La Russie et Poutine sont considérés comme responsables de cette guerre par 99,99 % du commentaire officiel en Occident.

Le boulot est fait. On n’a pas besoin de moi pour dire cela.

— Reconnaissez que le droit international a été bafoué.

—  Je n’ai pas à le reconnaître ou à ne pas le reconnaître. J’ai ma compétence, qui est une compétence d’historien. J’ai été accusé dans des journaux d’être un agent du Kremlin. Bonjour le compliment ! Moi, je me bats pour que l’Occident reste pluraliste. Si on cherche mes valeurs, ce sont des valeurs de vérité et de pluralisme. On est dans un monde complètement poutinophobe et russophobe, où il est entendu depuis le début que tous les torts sont du côté de la Russie. Je présente une vision historique. Je reconnais qu’elle est, sans être morale, radicalement différente.

— En vous lisant, on a presque envie d’aller vivre en Russie… Vous présentez le pays comme une «démocratie autoritaire». C’est osé, quand on sait le sort des minorités, notamment LGBT, ou encore celui de l’opposant Navalny, qui croupit en prison…

—  J’accepte d’aller où vous voulez me mener et où je ne voulais pas aller. Qu’ont apporté aux Ukrainiens la dénonciation irréfléchie des Russes et le refus de penser leurs motivations ? Une destruction de leur nation, que les Occidentaux sont d’ailleurs en train de laisser tomber. La logique dépassionnée qui est la mienne aurait permis de négocier des solutions intermédiaires. Le discours unanimiste tout comme les injonctions idéologiques et morales mènent au désastre. J’affecte au concept « autoritaire » autant de poids qu’à celui de «démocratie». Tous les politologues de Russie sont d’accord pour dire que les Russes soutiennent Poutine.

— Des baromètres de popularité – faisons-leur le crédit de l’honnêteté… – ne font pas une démocratie…

— C’est une démocratie autoritaire. La démocratie libérale ajoute le respect des minorités. On est à la veille d’un basculement du monde, et ce qui est imposé à l’Ukraine est abominable. Alors, à quoi cela sert-il de se battre sur des mots ? J’avais besoin de concepts. « Oligarchie libérale nihiliste » pour l’Occident et «démocratie autoritaire» pour la Russie. Je ne masque rien des élections raisonnablement trafiquées dans le cas de la Russie. Je renvoie cela à l’anthropologie du pays et à un tempérament communautaire qui persiste.

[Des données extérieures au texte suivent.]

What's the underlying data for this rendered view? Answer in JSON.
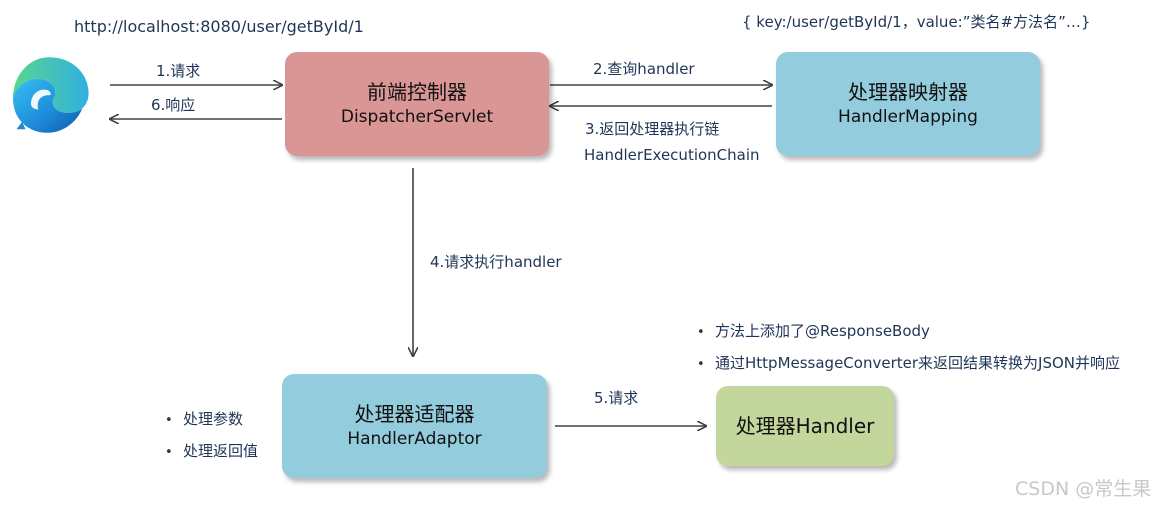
{
  "url": "http://localhost:8080/user/getById/1",
  "map_note": "{ key:/user/getById/1，value:”类名#方法名”…}",
  "nodes": {
    "dispatcher": {
      "title": "前端控制器",
      "subtitle": "DispatcherServlet"
    },
    "mapping": {
      "title": "处理器映射器",
      "subtitle": "HandlerMapping"
    },
    "adaptor": {
      "title": "处理器适配器",
      "subtitle": "HandlerAdaptor"
    },
    "handler": {
      "title": "处理器Handler"
    }
  },
  "edges": {
    "e1": "1.请求",
    "e2": "2.查询handler",
    "e3_line1": "3.返回处理器执行链",
    "e3_line2": "HandlerExecutionChain",
    "e4": "4.请求执行handler",
    "e5": "5.请求",
    "e6": "6.响应"
  },
  "handler_notes": [
    "方法上添加了@ResponseBody",
    "通过HttpMessageConverter来返回结果转换为JSON并响应"
  ],
  "adaptor_notes": [
    "处理参数",
    "处理返回值"
  ],
  "bullet_char": "•",
  "watermark": "CSDN @常生果",
  "colors": {
    "dispatcher": "#d99694",
    "mapping": "#93cddd",
    "adaptor": "#93cddd",
    "handler": "#c3d69b",
    "arrow": "#404040",
    "text": "#1f3556"
  },
  "icons": {
    "browser": "edge-browser-icon"
  }
}
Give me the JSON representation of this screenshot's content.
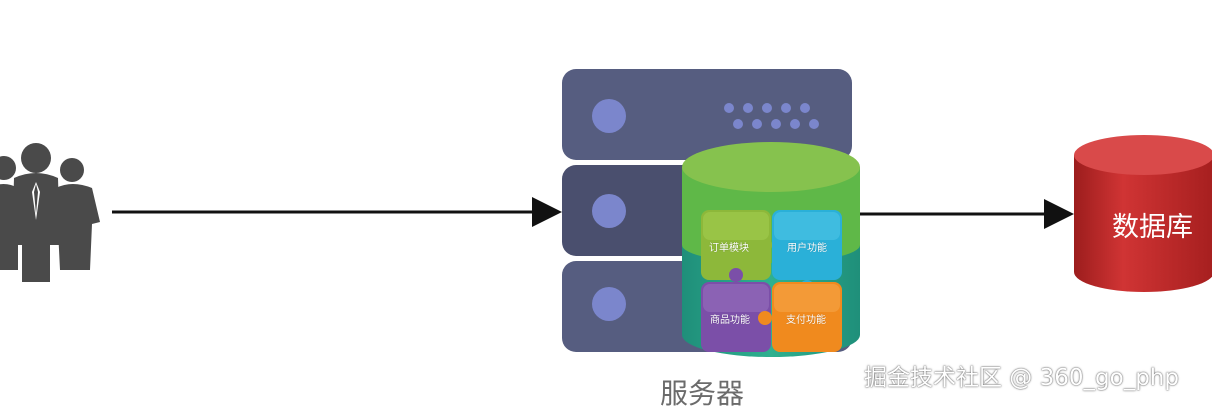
{
  "diagram": {
    "server_label": "服务器",
    "database_label": "数据库",
    "modules": {
      "order": "订单模块",
      "user": "用户功能",
      "product": "商品功能",
      "payment": "支付功能"
    },
    "watermark": "掘金技术社区 @ 360_go_php"
  },
  "colors": {
    "server_body": "#565d80",
    "server_dot": "#7b86cc",
    "cylinder_top": "#86c24e",
    "cylinder_body": "#2aa58a",
    "database_red": "#c42a2a",
    "module_order": "#8db83a",
    "module_user": "#2ab0d8",
    "module_product": "#7b4fa8",
    "module_payment": "#f08a1e",
    "arrow": "#111111",
    "people_icon": "#4a4a4a"
  }
}
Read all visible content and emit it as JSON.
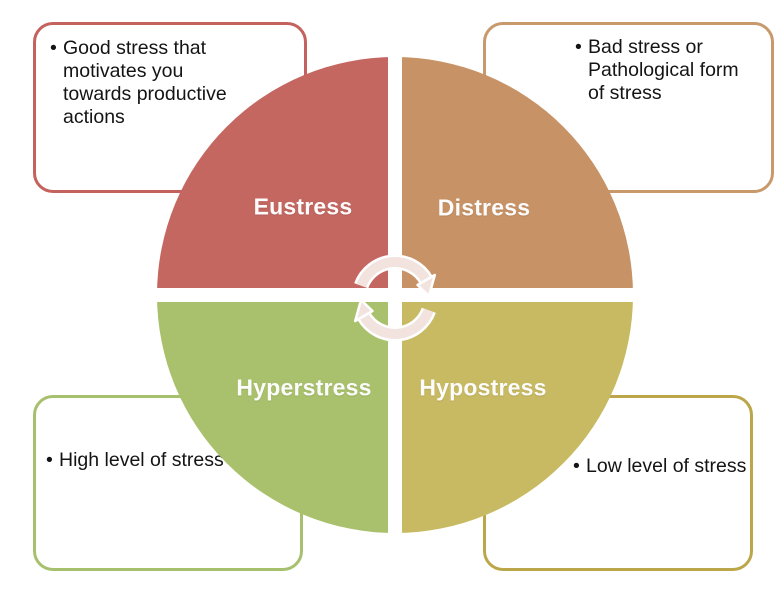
{
  "diagram": {
    "type": "cycle-quadrant",
    "center_icon": "cycle-arrows",
    "quadrants": [
      {
        "id": "eustress",
        "label": "Eustress",
        "fill": "#c56761",
        "callout": {
          "border_color": "#c4625e",
          "bullet": "•",
          "lines": [
            "Good stress that",
            "motivates you",
            "towards productive",
            "actions"
          ]
        }
      },
      {
        "id": "distress",
        "label": "Distress",
        "fill": "#c79366",
        "callout": {
          "border_color": "#c89a6b",
          "bullet": "•",
          "lines": [
            "Bad stress or",
            "Pathological form",
            "of stress"
          ]
        }
      },
      {
        "id": "hyperstress",
        "label": "Hyperstress",
        "fill": "#a9c16c",
        "callout": {
          "border_color": "#a7c06e",
          "bullet": "•",
          "lines": [
            "High level of stress"
          ]
        }
      },
      {
        "id": "hypostress",
        "label": "Hypostress",
        "fill": "#c8ba62",
        "callout": {
          "border_color": "#bba74a",
          "bullet": "•",
          "lines": [
            "Low level of stress"
          ]
        }
      }
    ]
  }
}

— De même, vous soulignez l’existence d’un antisémitisme en Ukraine, à raison, mais vous ajoutez qu’il est quasi inexistant en Russie…

— Je cite Vladimir Chlapentokh, juif né à Kiev. Il fut l’un des fondateurs de la sociologie empirique en langue russe à l’époque brejnévienne. Confronté à l’antisémitisme du soviétisme, il émigra aux États-Unis. Il explique qu’une des particularités du régime de Poutine est qu’il est le premier régime russe dans l’histoire à ne pas utiliser l’antisémitisme pour gouverner. Ce que sont les Russes dans le détail, en revanche, je suis incapable de le dire. En Israël, il y avait près de 1 million d’habitants d’origine russe, dont 100 000 sont retournés en Russie.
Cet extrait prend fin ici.